An experiment to determine g – the acceleration due to gravity at the Earth’s surface

Proven By Science2 comments • 5,954 views

1 bear, 1 tree, 1 trampoline, 1 TV camera and stopwatch

We let the bear climb up into the tree and then we put the trampoline under the tree and then my friend Simon shot him with a tranquilizer dart and I filmed it for the telly.

Broadband conections/ppl at work: 2MB mpeg of Bouncing Bear News Item. Otherwise IMAGINE IT. Having studied the video footage I should have drawn a graph but I’d run out.

The coefficient of restitution between bear and trampoline is greater than that between bear and grass

Rbt > Rbg

I looked up g in a textbook. It’s 9 point something.


  1. 1
    DR Andrew Mackay on 5 Oct 2006 #

    Hi my name is Andy

    I think your experiment is excellent but not completely correct.

    If you repeat the experiment with a different bear , for example a polar bear you will find that your values are in-acccurate.

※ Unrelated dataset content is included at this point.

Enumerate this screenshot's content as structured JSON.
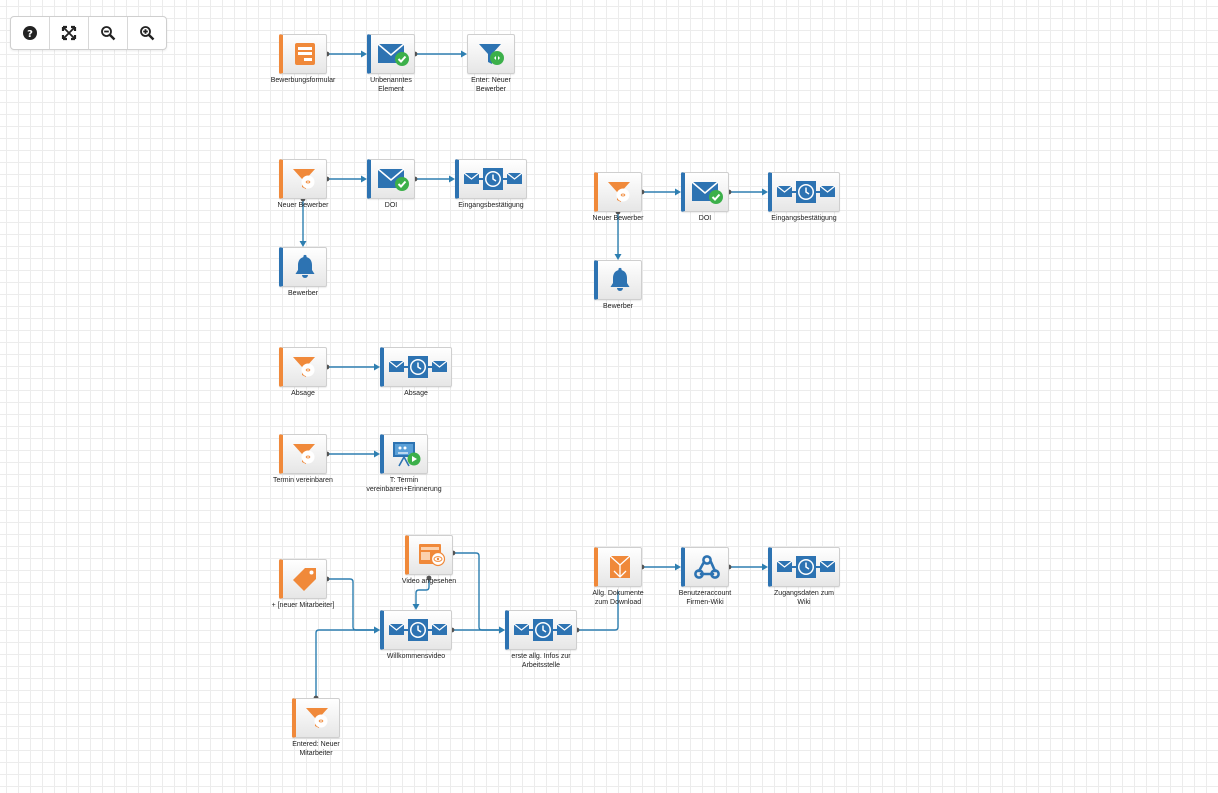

    The actual value according to my results are that g = 9.8125569898721271 N/kg.

    Yours sincerely
    DR.Andrew Mackay

    P.S If you require more information feel free to mail me on my supplied address.

  2. 2
    Admin on 5 Oct 2006 #

    now that’s a lot of significant figures!

    accuracy to 10-15 ms-2. Basing that on timing a bear falling out of a tree would require you to measure the distance fallen and time of fall immensely accurately. I also imagine that you would have to repeat the experiment several times and work out the error in your measurements – clearly quite low in this case. The error induced by air resistance would also need to be taken in to account at this accuracy.

    So in summary, from your accurate figure i deduce that you have repeatedly dropped a bear on the ground in a vacuum.